The small photograph to the right with my profile was taken by Br. Matthew in our Archabbey Church here at Saint Meinrad as I was making my first profession in January 2008. Pictured with me is Fr. Harry, who was then the novice-junior master.

Finally, the photo accompanying the archive (yes, intentionally chosen) is a photo I took from our cemetery here at Saint Meinrad.

As monks, after all, we are to "keep death daily before your eyes" and "prefer nothing whatever to Christ" so that he may "bring us all together to everlasting life."

PAX
Br. Francis

Wednesday, October 6, 2010

Remember

Sunday, Oct. 10, 2010
28th Sunday in Ordinary Time—C

2Kings 5:14-17
2Timothy 2:8-13
Luke 17:11-19

As Christians, we are called to be a people of gratitude. And to be truly grateful, we must take the time to remember all that God has done for us. As St. Paul says in today’s second reading: “Remember Jesus Christ, raised from the dead.”

In the first reading, Naaman the Syrian, after having been cleansed of his leprosy, remembers to give praise to God, and in Luke’s Gospel, the Samaritan, healed by Jesus along with nine other lepers, is the only one to remember to glorify God. Jesus tells him, “Your faith has saved you.”

It is important to recognize that diseases such as leprosy were associated with sin in an ancient world not acquainted with our modern medical advances. So these texts, as do so many others in Scripture, point to something beyond miraculous physical cures. They speak of God’s desire to heal us spiritually. What’s more, they present the theme of universal salvation. Both Naaman and the Samaritan were not only lepers, but foreigners and outsiders. They were not considered a part of God’s people. Yet they were healed because God’s generosity excludes no one.

As God’s people today, do we remember that generosity, and express daily through lives of faith our gratitude for the God who heals all?

Friday, October 1, 2010

In a new light


I'm not sure why, but this morning during the Eucharistic Prayer at Mass in the Archabbey Church, I looked up at this set of windows high above one side of the altar, and saw them in a completely new light. This, even though they've been above me every day now for four years. Strange. But they captivated me and drew me through them in a way I cannot explain. It was not a distraction from what was going on at the altar so much as it was a new lens through which to participate in the mystery being celebrated. I could not avert my eyes.
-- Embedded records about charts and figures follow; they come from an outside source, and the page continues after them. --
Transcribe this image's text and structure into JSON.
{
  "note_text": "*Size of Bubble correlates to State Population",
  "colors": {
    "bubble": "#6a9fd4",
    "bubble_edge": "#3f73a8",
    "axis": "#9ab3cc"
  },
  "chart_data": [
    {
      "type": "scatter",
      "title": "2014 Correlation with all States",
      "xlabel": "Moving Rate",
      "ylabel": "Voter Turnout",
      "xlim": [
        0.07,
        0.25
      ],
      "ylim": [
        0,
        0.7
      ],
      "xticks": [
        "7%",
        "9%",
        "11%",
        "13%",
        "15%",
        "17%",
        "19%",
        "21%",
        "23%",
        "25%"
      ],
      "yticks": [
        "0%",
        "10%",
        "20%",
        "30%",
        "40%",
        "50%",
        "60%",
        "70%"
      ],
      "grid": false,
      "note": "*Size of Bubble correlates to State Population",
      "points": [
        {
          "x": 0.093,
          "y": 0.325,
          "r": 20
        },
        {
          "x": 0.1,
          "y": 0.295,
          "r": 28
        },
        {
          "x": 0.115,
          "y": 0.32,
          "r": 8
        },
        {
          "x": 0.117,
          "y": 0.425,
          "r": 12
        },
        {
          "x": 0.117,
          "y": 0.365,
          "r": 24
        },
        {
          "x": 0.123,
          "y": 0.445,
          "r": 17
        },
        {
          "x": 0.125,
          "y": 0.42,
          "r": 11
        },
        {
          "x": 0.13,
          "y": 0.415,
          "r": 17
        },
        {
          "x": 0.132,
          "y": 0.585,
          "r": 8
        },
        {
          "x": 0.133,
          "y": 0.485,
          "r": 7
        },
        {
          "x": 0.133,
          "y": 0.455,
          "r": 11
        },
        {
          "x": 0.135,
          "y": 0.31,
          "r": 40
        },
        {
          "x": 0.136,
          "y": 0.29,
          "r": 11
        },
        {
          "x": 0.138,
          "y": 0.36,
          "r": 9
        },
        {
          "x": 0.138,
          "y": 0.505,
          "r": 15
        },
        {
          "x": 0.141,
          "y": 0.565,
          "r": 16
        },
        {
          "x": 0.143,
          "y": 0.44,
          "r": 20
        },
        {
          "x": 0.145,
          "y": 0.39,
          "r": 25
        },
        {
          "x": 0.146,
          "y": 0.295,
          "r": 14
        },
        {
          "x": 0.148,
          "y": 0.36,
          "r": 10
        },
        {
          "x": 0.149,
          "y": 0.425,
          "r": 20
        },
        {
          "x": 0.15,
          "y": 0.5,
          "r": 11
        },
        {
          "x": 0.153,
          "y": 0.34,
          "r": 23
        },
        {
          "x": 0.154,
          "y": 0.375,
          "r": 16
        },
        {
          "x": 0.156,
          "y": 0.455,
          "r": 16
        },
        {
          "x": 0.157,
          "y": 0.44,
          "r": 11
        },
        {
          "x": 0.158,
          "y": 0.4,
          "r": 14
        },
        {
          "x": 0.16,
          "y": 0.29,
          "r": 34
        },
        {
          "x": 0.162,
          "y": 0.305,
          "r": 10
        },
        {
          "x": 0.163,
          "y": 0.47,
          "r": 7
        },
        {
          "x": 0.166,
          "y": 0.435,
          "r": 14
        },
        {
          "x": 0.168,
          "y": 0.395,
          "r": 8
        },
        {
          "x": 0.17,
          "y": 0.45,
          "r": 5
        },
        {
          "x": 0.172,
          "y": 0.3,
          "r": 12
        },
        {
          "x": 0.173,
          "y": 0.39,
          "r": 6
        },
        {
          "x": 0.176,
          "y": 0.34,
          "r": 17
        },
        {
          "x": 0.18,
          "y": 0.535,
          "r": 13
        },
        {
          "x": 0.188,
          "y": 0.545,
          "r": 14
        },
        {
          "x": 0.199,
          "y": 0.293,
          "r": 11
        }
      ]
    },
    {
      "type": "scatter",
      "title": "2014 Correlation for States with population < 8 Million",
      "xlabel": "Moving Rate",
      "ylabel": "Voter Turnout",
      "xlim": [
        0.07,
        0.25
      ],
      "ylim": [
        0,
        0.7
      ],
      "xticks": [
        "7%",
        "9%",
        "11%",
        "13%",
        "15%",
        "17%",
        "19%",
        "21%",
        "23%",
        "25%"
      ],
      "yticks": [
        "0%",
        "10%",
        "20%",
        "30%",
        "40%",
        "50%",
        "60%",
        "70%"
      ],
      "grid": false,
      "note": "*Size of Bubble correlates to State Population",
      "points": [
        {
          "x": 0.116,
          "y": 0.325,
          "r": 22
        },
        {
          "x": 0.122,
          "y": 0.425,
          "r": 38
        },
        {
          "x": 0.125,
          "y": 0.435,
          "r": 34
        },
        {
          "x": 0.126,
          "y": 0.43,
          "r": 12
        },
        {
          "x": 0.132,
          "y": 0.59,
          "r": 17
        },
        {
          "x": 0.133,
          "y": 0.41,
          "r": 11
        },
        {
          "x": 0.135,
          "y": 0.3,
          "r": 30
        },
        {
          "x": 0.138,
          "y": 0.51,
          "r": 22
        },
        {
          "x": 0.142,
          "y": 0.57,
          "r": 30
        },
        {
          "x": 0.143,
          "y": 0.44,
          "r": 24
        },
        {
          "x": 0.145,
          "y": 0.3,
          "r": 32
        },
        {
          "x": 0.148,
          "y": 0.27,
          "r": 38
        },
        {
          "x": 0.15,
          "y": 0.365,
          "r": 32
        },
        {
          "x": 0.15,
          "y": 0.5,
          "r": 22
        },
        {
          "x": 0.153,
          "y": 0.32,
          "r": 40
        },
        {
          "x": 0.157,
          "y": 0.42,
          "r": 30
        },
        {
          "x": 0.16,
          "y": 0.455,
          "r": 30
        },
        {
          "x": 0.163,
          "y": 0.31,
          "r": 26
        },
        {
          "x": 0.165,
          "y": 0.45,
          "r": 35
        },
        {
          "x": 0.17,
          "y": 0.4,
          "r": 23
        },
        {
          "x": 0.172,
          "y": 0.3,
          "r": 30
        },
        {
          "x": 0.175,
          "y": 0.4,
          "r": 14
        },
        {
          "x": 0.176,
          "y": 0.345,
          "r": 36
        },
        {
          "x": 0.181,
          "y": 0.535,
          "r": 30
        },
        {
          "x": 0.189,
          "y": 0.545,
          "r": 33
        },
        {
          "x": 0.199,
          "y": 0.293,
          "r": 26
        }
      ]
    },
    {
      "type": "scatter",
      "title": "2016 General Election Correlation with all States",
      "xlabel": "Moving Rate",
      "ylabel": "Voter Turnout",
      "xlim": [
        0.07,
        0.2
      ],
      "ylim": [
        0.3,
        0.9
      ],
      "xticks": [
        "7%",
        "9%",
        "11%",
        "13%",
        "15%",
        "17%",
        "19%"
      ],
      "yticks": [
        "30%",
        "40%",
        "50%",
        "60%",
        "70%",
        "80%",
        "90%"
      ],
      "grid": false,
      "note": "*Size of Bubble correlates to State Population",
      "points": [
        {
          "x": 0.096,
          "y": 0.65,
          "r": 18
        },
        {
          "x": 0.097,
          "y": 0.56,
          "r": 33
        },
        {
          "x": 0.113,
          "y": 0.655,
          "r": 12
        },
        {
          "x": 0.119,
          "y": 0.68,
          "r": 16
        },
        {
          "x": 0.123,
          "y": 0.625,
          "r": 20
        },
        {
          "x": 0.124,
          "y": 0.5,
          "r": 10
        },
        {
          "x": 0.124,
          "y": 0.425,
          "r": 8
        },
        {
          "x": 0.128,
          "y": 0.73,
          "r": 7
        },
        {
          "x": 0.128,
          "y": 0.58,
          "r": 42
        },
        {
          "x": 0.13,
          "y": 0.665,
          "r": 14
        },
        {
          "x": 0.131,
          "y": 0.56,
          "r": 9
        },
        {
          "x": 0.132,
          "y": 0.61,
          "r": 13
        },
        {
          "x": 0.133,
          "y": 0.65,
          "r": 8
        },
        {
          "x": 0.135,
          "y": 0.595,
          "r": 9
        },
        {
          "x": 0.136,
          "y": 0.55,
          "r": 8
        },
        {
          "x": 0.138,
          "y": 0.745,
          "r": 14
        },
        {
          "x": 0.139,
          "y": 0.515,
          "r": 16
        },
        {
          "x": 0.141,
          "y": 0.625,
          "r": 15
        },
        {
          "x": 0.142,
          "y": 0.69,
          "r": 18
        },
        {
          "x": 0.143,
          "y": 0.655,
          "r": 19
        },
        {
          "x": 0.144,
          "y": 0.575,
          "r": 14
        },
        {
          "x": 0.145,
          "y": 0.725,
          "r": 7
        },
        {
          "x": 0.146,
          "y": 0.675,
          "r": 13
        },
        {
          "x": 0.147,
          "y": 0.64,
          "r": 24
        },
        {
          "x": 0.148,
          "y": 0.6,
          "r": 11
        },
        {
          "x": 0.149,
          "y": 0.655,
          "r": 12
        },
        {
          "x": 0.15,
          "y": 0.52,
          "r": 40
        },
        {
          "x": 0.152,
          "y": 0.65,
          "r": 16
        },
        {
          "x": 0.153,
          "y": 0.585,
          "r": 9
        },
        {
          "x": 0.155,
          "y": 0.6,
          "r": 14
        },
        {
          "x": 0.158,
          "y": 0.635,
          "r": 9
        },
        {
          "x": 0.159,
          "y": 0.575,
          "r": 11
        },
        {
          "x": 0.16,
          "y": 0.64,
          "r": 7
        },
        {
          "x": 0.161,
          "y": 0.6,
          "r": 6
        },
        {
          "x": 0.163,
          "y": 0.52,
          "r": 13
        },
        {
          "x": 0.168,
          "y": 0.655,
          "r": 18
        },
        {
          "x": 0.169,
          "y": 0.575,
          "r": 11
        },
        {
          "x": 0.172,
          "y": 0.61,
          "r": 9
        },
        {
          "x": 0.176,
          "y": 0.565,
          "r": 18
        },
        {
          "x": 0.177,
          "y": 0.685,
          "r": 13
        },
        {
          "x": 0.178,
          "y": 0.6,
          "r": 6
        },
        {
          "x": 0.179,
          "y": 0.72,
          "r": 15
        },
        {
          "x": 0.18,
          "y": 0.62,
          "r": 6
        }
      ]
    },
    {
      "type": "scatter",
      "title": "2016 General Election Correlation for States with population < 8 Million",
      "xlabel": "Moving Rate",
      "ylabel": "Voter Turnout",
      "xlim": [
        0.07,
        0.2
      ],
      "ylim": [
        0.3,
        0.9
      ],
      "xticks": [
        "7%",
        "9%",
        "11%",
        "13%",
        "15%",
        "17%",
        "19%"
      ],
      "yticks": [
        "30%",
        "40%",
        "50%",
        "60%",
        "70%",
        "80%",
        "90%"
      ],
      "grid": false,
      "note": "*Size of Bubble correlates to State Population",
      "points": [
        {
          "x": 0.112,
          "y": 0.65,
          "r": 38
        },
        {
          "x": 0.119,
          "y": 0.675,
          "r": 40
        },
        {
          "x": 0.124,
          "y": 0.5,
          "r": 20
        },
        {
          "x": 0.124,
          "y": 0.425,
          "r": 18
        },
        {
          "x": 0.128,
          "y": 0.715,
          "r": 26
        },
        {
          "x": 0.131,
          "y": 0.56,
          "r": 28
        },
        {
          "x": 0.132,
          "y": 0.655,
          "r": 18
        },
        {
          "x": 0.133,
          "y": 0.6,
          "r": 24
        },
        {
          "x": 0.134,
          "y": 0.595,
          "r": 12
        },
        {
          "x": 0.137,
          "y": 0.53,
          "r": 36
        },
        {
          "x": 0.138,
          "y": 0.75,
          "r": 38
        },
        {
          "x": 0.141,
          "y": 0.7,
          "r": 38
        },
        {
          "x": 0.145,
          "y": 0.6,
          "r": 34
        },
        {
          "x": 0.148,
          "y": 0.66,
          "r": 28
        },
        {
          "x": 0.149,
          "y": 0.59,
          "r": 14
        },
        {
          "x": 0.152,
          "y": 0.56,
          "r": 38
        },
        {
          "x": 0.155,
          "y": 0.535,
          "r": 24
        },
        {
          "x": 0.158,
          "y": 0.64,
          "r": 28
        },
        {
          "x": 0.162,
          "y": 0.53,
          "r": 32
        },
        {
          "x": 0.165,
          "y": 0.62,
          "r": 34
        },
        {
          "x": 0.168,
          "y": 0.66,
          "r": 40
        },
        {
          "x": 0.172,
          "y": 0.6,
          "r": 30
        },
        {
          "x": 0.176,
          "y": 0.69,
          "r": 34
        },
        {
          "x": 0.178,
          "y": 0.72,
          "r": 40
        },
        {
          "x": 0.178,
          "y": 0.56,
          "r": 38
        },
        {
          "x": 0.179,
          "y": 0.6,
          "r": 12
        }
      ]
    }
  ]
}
After Mass, wanting to "capture" the image for myself, I hurried to get my camera and went back to the church to take this photo. The windows were still there, of course, but the light in which I had seen them previously had dissipated. I took the photo anyway, but it just goes to show that the Light of God's Love cannot be captured, but rather captures us--one ray at a time.